2_ La personne à laquelle l’État aurait cédé cette surface étendue de terrain dans la « nouvelle ville » est connue pour avoir été l’un des premiers à planter les germes de la contestation parfois haineuse de l’islam confrérique dans le pays de Cheikh Oumar Foutiyou Tall, de Seydi Elhadji Malick Sy et de Serigne Touba ne serait-ce que dans son ouvrage connu sous le titre de Taqdîs al-Ashkhâç fil fikr al-Sûfî (Sacralisation des personnages dans la pensée soufie). Ainsi, en lui facilitant l’élaboration d’un tel projet, sans aucun appel d’offre ou manifestation d’intérêt préalable ou même consultation des différentes familles religieuses du pays, on ne fait qu’accentuer l’importation et une plus grande implantation de l’islam salafiste et wahhabite au Sénégal. De ce fait, l’État risque de contribuer à la formation de personnes dont les discours et idéologies pourraient porter atteinte, de manière irréversible, à la cohésion nationale et au contrat social sénégalais. Cet islam n’a produit qu’extrémisme et violence là où il s’est imposé et l’Arabie Saoudite elle-même tente de s’en débarrasser pour se donner une meilleure image internationale. Les derniers procès de présumés terroristes sénégalais ont bien montré, dans les aveux des prévenus, que c’est le rejet de cet islam soufi comme élément stabilisateur qui a conduit des jeunes sénégalais à aller s’inspirer de Boko Haram et de ses thèses au Nigéria.

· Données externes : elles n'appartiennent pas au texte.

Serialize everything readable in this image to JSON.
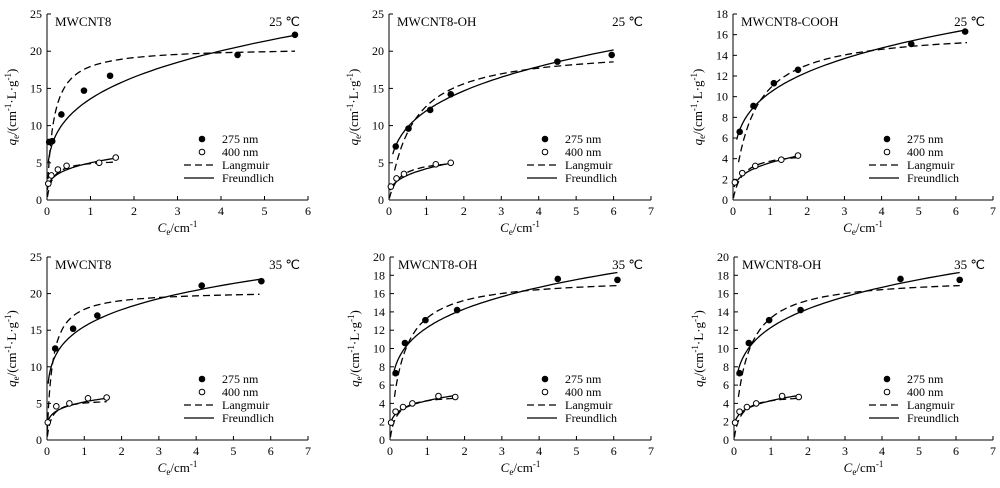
{
  "chart_data": [
    {
      "type": "scatter",
      "title": "MWCNT8",
      "temperature": "25 ℃",
      "xlabel_main": "C",
      "xlabel_sub": "e",
      "xlabel_unit": "/cm",
      "ylabel_main": "q",
      "ylabel_sub": "e",
      "ylabel_unit": "/(cm",
      "xlim": [
        0,
        6
      ],
      "ylim": [
        0,
        25
      ],
      "xticks": [
        "0",
        "1",
        "2",
        "3",
        "4",
        "5",
        "6"
      ],
      "yticks": [
        "0",
        "5",
        "10",
        "15",
        "20",
        "25"
      ],
      "legend": [
        "275 nm",
        "400 nm",
        "Langmuir",
        "Freundlich"
      ],
      "series": [
        {
          "name": "275 nm",
          "marker": "filled",
          "x": [
            0.05,
            0.12,
            0.33,
            0.85,
            1.45,
            4.38,
            5.7
          ],
          "y": [
            7.8,
            7.9,
            11.5,
            14.7,
            16.7,
            19.5,
            22.2
          ]
        },
        {
          "name": "400 nm",
          "marker": "open",
          "x": [
            0.03,
            0.1,
            0.25,
            0.45,
            1.2,
            1.58
          ],
          "y": [
            2.2,
            3.3,
            4.1,
            4.6,
            5.0,
            5.7
          ]
        }
      ],
      "fits": [
        {
          "model": "Langmuir",
          "target": "275 nm",
          "qmax": 20.5,
          "K": 7,
          "xrange": [
            0.01,
            5.7
          ]
        },
        {
          "model": "Freundlich",
          "target": "275 nm",
          "Kf": 13.6,
          "n": 0.28,
          "xrange": [
            0.03,
            5.7
          ]
        },
        {
          "model": "Langmuir",
          "target": "400 nm",
          "qmax": 5.5,
          "K": 8,
          "xrange": [
            0.01,
            1.6
          ]
        },
        {
          "model": "Freundlich",
          "target": "400 nm",
          "Kf": 5.0,
          "n": 0.26,
          "xrange": [
            0.01,
            1.6
          ]
        }
      ]
    },
    {
      "type": "scatter",
      "title": "MWCNT8-OH",
      "temperature": "25 ℃",
      "xlabel_main": "C",
      "xlabel_sub": "e",
      "xlabel_unit": "/cm",
      "ylabel_main": "q",
      "ylabel_sub": "e",
      "ylabel_unit": "/(cm",
      "xlim": [
        0,
        7
      ],
      "ylim": [
        0,
        25
      ],
      "xticks": [
        "0",
        "1",
        "2",
        "3",
        "4",
        "5",
        "6",
        "7"
      ],
      "yticks": [
        "0",
        "5",
        "10",
        "15",
        "20",
        "25"
      ],
      "legend": [
        "275 nm",
        "400 nm",
        "Langmuir",
        "Freundlich"
      ],
      "series": [
        {
          "name": "275 nm",
          "marker": "filled",
          "x": [
            0.18,
            0.52,
            1.1,
            1.65,
            4.5,
            5.95
          ],
          "y": [
            7.2,
            9.6,
            12.1,
            14.2,
            18.6,
            19.5
          ]
        },
        {
          "name": "400 nm",
          "marker": "open",
          "x": [
            0.05,
            0.2,
            0.4,
            1.25,
            1.65
          ],
          "y": [
            1.8,
            2.9,
            3.5,
            4.8,
            5.0
          ]
        }
      ],
      "fits": [
        {
          "model": "Langmuir",
          "target": "275 nm",
          "qmax": 20.5,
          "K": 1.6,
          "xrange": [
            0.15,
            6
          ]
        },
        {
          "model": "Freundlich",
          "target": "275 nm",
          "Kf": 12.0,
          "n": 0.29,
          "xrange": [
            0.1,
            6
          ]
        },
        {
          "model": "Langmuir",
          "target": "400 nm",
          "qmax": 5.6,
          "K": 4,
          "xrange": [
            0.01,
            1.7
          ]
        },
        {
          "model": "Freundlich",
          "target": "400 nm",
          "Kf": 4.2,
          "n": 0.33,
          "xrange": [
            0.03,
            1.7
          ]
        }
      ]
    },
    {
      "type": "scatter",
      "title": "MWCNT8-COOH",
      "temperature": "25 ℃",
      "xlabel_main": "C",
      "xlabel_sub": "e",
      "xlabel_unit": "/cm",
      "ylabel_main": "q",
      "ylabel_sub": "e",
      "ylabel_unit": "/(cm",
      "xlim": [
        0,
        7
      ],
      "ylim": [
        0,
        18
      ],
      "xticks": [
        "0",
        "1",
        "2",
        "3",
        "4",
        "5",
        "6",
        "7"
      ],
      "yticks": [
        "0",
        "2",
        "4",
        "6",
        "8",
        "10",
        "12",
        "14",
        "16",
        "18"
      ],
      "legend": [
        "275 nm",
        "400 nm",
        "Langmuir",
        "Freundlich"
      ],
      "series": [
        {
          "name": "275 nm",
          "marker": "filled",
          "x": [
            0.18,
            0.55,
            1.1,
            1.75,
            4.8,
            6.25
          ],
          "y": [
            6.6,
            9.1,
            11.3,
            12.6,
            15.1,
            16.3
          ]
        },
        {
          "name": "400 nm",
          "marker": "open",
          "x": [
            0.05,
            0.25,
            0.6,
            1.3,
            1.75
          ],
          "y": [
            1.7,
            2.6,
            3.3,
            3.9,
            4.3
          ]
        }
      ],
      "fits": [
        {
          "model": "Langmuir",
          "target": "275 nm",
          "qmax": 16.5,
          "K": 1.9,
          "xrange": [
            0.15,
            6.3
          ]
        },
        {
          "model": "Freundlich",
          "target": "275 nm",
          "Kf": 10.4,
          "n": 0.25,
          "xrange": [
            0.1,
            6.3
          ]
        },
        {
          "model": "Langmuir",
          "target": "400 nm",
          "qmax": 4.7,
          "K": 4,
          "xrange": [
            0.01,
            1.8
          ]
        },
        {
          "model": "Freundlich",
          "target": "400 nm",
          "Kf": 3.6,
          "n": 0.3,
          "xrange": [
            0.03,
            1.8
          ]
        }
      ]
    },
    {
      "type": "scatter",
      "title": "MWCNT8",
      "temperature": "35 ℃",
      "xlabel_main": "C",
      "xlabel_sub": "e",
      "xlabel_unit": "/cm",
      "ylabel_main": "q",
      "ylabel_sub": "e",
      "ylabel_unit": "/(cm",
      "xlim": [
        0,
        7
      ],
      "ylim": [
        0,
        25
      ],
      "xticks": [
        "0",
        "1",
        "2",
        "3",
        "4",
        "5",
        "6",
        "7"
      ],
      "yticks": [
        "0",
        "5",
        "10",
        "15",
        "20",
        "25"
      ],
      "legend": [
        "275 nm",
        "400 nm",
        "Langmuir",
        "Freundlich"
      ],
      "series": [
        {
          "name": "275 nm",
          "marker": "filled",
          "x": [
            0.22,
            0.7,
            1.35,
            4.15,
            5.75
          ],
          "y": [
            12.5,
            15.2,
            17.0,
            21.1,
            21.7
          ]
        },
        {
          "name": "400 nm",
          "marker": "open",
          "x": [
            0.02,
            0.25,
            0.6,
            1.1,
            1.6
          ],
          "y": [
            2.4,
            4.6,
            5.0,
            5.7,
            5.8
          ]
        }
      ],
      "fits": [
        {
          "model": "Langmuir",
          "target": "275 nm",
          "qmax": 20.4,
          "K": 7,
          "xrange": [
            0.01,
            5.7
          ]
        },
        {
          "model": "Freundlich",
          "target": "275 nm",
          "Kf": 15.5,
          "n": 0.2,
          "xrange": [
            0.03,
            5.7
          ]
        },
        {
          "model": "Langmuir",
          "target": "400 nm",
          "qmax": 5.6,
          "K": 9,
          "xrange": [
            0.01,
            1.6
          ]
        },
        {
          "model": "Freundlich",
          "target": "400 nm",
          "Kf": 5.2,
          "n": 0.2,
          "xrange": [
            0.01,
            1.6
          ]
        }
      ]
    },
    {
      "type": "scatter",
      "title": "MWCNT8-OH",
      "temperature": "35 ℃",
      "xlabel_main": "C",
      "xlabel_sub": "e",
      "xlabel_unit": "/cm",
      "ylabel_main": "q",
      "ylabel_sub": "e",
      "ylabel_unit": "/(cm",
      "xlim": [
        0,
        7
      ],
      "ylim": [
        0,
        20
      ],
      "xticks": [
        "0",
        "1",
        "2",
        "3",
        "4",
        "5",
        "6",
        "7"
      ],
      "yticks": [
        "0",
        "2",
        "4",
        "6",
        "8",
        "10",
        "12",
        "14",
        "16",
        "18",
        "20"
      ],
      "legend": [
        "275 nm",
        "400 nm",
        "Langmuir",
        "Freundlich"
      ],
      "series": [
        {
          "name": "275 nm",
          "marker": "filled",
          "x": [
            0.15,
            0.4,
            0.95,
            1.8,
            4.5,
            6.1
          ],
          "y": [
            7.3,
            10.6,
            13.1,
            14.2,
            17.6,
            17.5
          ]
        },
        {
          "name": "400 nm",
          "marker": "open",
          "x": [
            0.03,
            0.15,
            0.35,
            0.6,
            1.3,
            1.75
          ],
          "y": [
            1.9,
            3.1,
            3.6,
            4.0,
            4.8,
            4.7
          ]
        }
      ],
      "fits": [
        {
          "model": "Langmuir",
          "target": "275 nm",
          "qmax": 17.8,
          "K": 3,
          "xrange": [
            0.12,
            6.1
          ]
        },
        {
          "model": "Freundlich",
          "target": "275 nm",
          "Kf": 12.3,
          "n": 0.22,
          "xrange": [
            0.08,
            6.1
          ]
        },
        {
          "model": "Langmuir",
          "target": "400 nm",
          "qmax": 5.0,
          "K": 6,
          "xrange": [
            0.01,
            1.7
          ]
        },
        {
          "model": "Freundlich",
          "target": "400 nm",
          "Kf": 4.3,
          "n": 0.22,
          "xrange": [
            0.01,
            1.7
          ]
        }
      ]
    },
    {
      "type": "scatter",
      "title": "MWCNT8-OH",
      "temperature": "35 ℃",
      "xlabel_main": "C",
      "xlabel_sub": "e",
      "xlabel_unit": "/cm",
      "ylabel_main": "q",
      "ylabel_sub": "e",
      "ylabel_unit": "/(cm",
      "xlim": [
        0,
        7
      ],
      "ylim": [
        0,
        20
      ],
      "xticks": [
        "0",
        "1",
        "2",
        "3",
        "4",
        "5",
        "6",
        "7"
      ],
      "yticks": [
        "0",
        "2",
        "4",
        "6",
        "8",
        "10",
        "12",
        "14",
        "16",
        "18",
        "20"
      ],
      "legend": [
        "275 nm",
        "400 nm",
        "Langmuir",
        "Freundlich"
      ],
      "series": [
        {
          "name": "275 nm",
          "marker": "filled",
          "x": [
            0.15,
            0.4,
            0.95,
            1.8,
            4.5,
            6.1
          ],
          "y": [
            7.3,
            10.6,
            13.1,
            14.2,
            17.6,
            17.5
          ]
        },
        {
          "name": "400 nm",
          "marker": "open",
          "x": [
            0.03,
            0.15,
            0.35,
            0.6,
            1.3,
            1.75
          ],
          "y": [
            1.9,
            3.1,
            3.6,
            4.0,
            4.8,
            4.7
          ]
        }
      ],
      "fits": [
        {
          "model": "Langmuir",
          "target": "275 nm",
          "qmax": 17.8,
          "K": 3,
          "xrange": [
            0.12,
            6.1
          ]
        },
        {
          "model": "Freundlich",
          "target": "275 nm",
          "Kf": 12.3,
          "n": 0.22,
          "xrange": [
            0.08,
            6.1
          ]
        },
        {
          "model": "Langmuir",
          "target": "400 nm",
          "qmax": 5.0,
          "K": 6,
          "xrange": [
            0.01,
            1.7
          ]
        },
        {
          "model": "Freundlich",
          "target": "400 nm",
          "Kf": 4.3,
          "n": 0.22,
          "xrange": [
            0.01,
            1.7
          ]
        }
      ]
    }
  ]
}
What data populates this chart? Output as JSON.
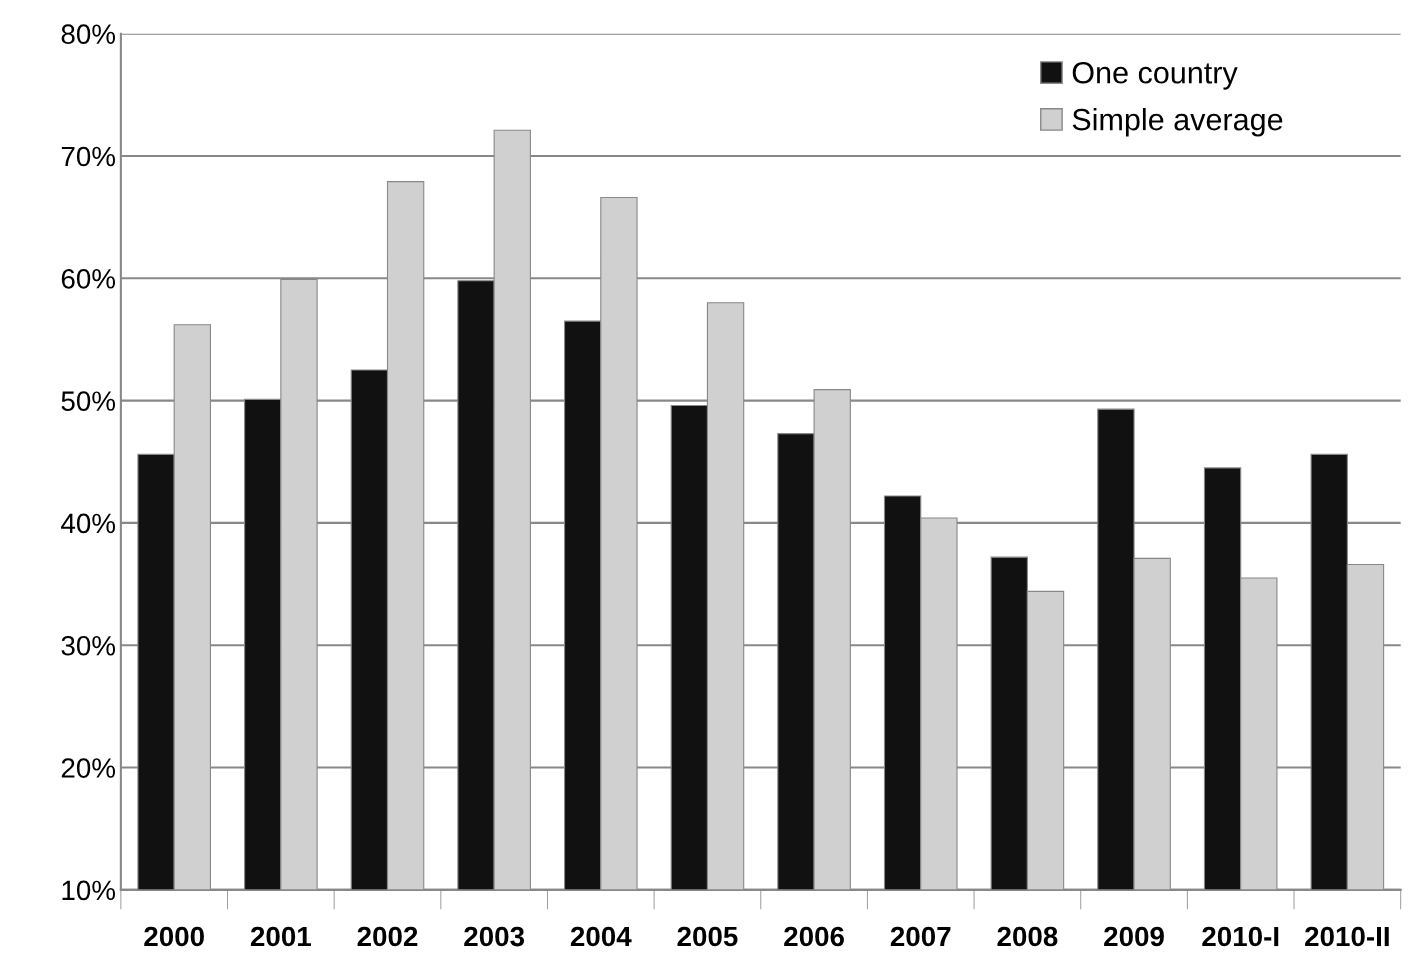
{
  "chart_data": {
    "type": "bar",
    "categories": [
      "2000",
      "2001",
      "2002",
      "2003",
      "2004",
      "2005",
      "2006",
      "2007",
      "2008",
      "2009",
      "2010-I",
      "2010-II"
    ],
    "series": [
      {
        "name": "One country",
        "color": "#111111",
        "values": [
          45.6,
          50.1,
          52.5,
          59.8,
          56.5,
          49.6,
          47.3,
          42.2,
          37.2,
          49.3,
          44.5,
          45.6
        ]
      },
      {
        "name": "Simple average",
        "color": "#d0d0d0",
        "values": [
          56.2,
          59.9,
          67.9,
          72.1,
          66.6,
          58.0,
          50.9,
          40.4,
          34.4,
          37.1,
          35.5,
          36.6
        ]
      }
    ],
    "ylim": [
      10,
      80
    ],
    "yticks": [
      {
        "value": 10,
        "label": "10%"
      },
      {
        "value": 20,
        "label": "20%"
      },
      {
        "value": 30,
        "label": "30%"
      },
      {
        "value": 40,
        "label": "40%"
      },
      {
        "value": 50,
        "label": "50%"
      },
      {
        "value": 60,
        "label": "60%"
      },
      {
        "value": 70,
        "label": "70%"
      },
      {
        "value": 80,
        "label": "80%"
      }
    ],
    "grid": "y",
    "legend": "top right"
  }
}
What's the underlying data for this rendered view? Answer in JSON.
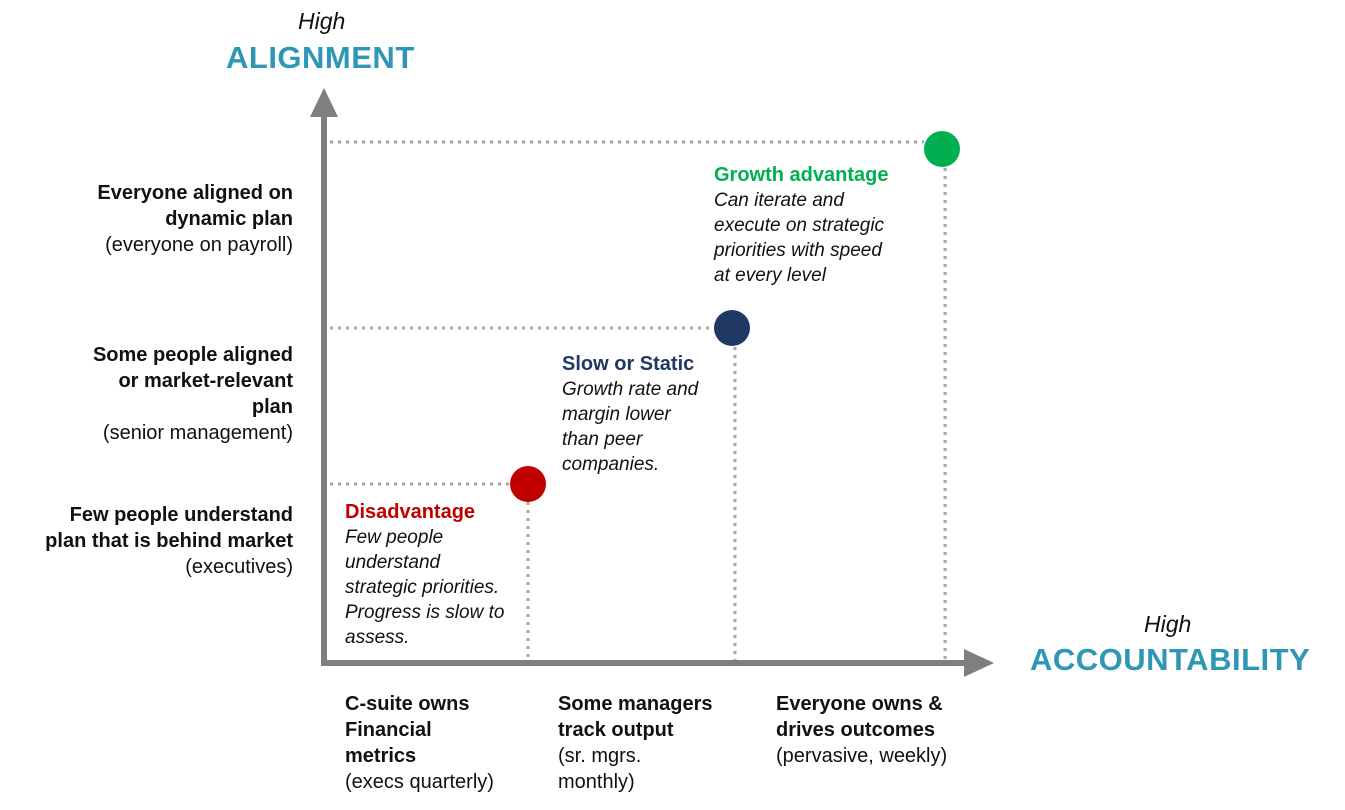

3 _ Enfin cette décision de l’État du Sénégal, si elle s’était avérée, nous pousse à nous poser la question suivante : « le gouvernement est-il en train de livrer le projet de l’université arabo-islamique aux salafistes avec tous les risques que cela comporte pour la stabilité et la sécurité de notre pays ? »
Si tel était le cas, un tournant majeur s’annonce pour une irréversible salafisation de l’islam sénégalais. Comment expliquer que notre pays connu pour son islam de paix et de concorde puisse favoriser la fondation d’une université où, tout laisse à croire, qu’on y enseignera la négation de la diversité des réalités islamiques en imposant, à jamais, la doctrine salafiste wahhabite comme seul modèle d’islam ayant droit de cité ?
De plus, comme nous l’avons toujours défendu, si une université arabo-islamique devrait voir le jour, cela devrait être sous le strict contrôle du ministère de l’enseignement supérieur et de la recherche avec un curriculum adapté aux réalités du Sénégal et conçu par nos propres enseignants chercheurs en dehors de toute influence étrangère.
Rien que pour la cohésion nationale et la préservation d’un modèle islamique épris de paix, il ne peut être accepté la construction d’une université enseignant à nos enfants que Seydi Elhadji Malick Sy, Cheikh Ahmadou Bamba, El Hadji Ibrahima Niass ainsi que les fondateurs des différentes confréries, étaient des « égarés », des « musrikûn », associateurs dont l’œuvre et l’action « impures » seraient aux antipodes de l’islam.
Sinon, tout porterait à croire que l’Etat du Sénégal, malgré toutes les réserves que nous avions émises, viendrait à abandonner le projet d’Université arabo-islamique et de le livrer aux salafistes et aux missionnaires wahhabites, ce qui serait dommageable pour notre cohésion sociale, notre sécurité et même celles des pays voisins.
Un pays ne peut construire une citoyenneté avec un système éducatif dual, à plusieurs vitesses et à destination incertaine. L’école unifiée et unificatrice dans son curriculum malgré la diversité des langues d’enseignement, reste le ciment national indispensable à l’émergence d’une conscience citoyenne. A l’heure des périls et des menaces dans la sous-région, on ne peut se permettre de prendre le risque de livrer l’éducation à l’influence de puissances étrangères - qu’elles soient d’Orient ou d’Occident - avec des agendas qui recoupent rarement nos propres préoccupations.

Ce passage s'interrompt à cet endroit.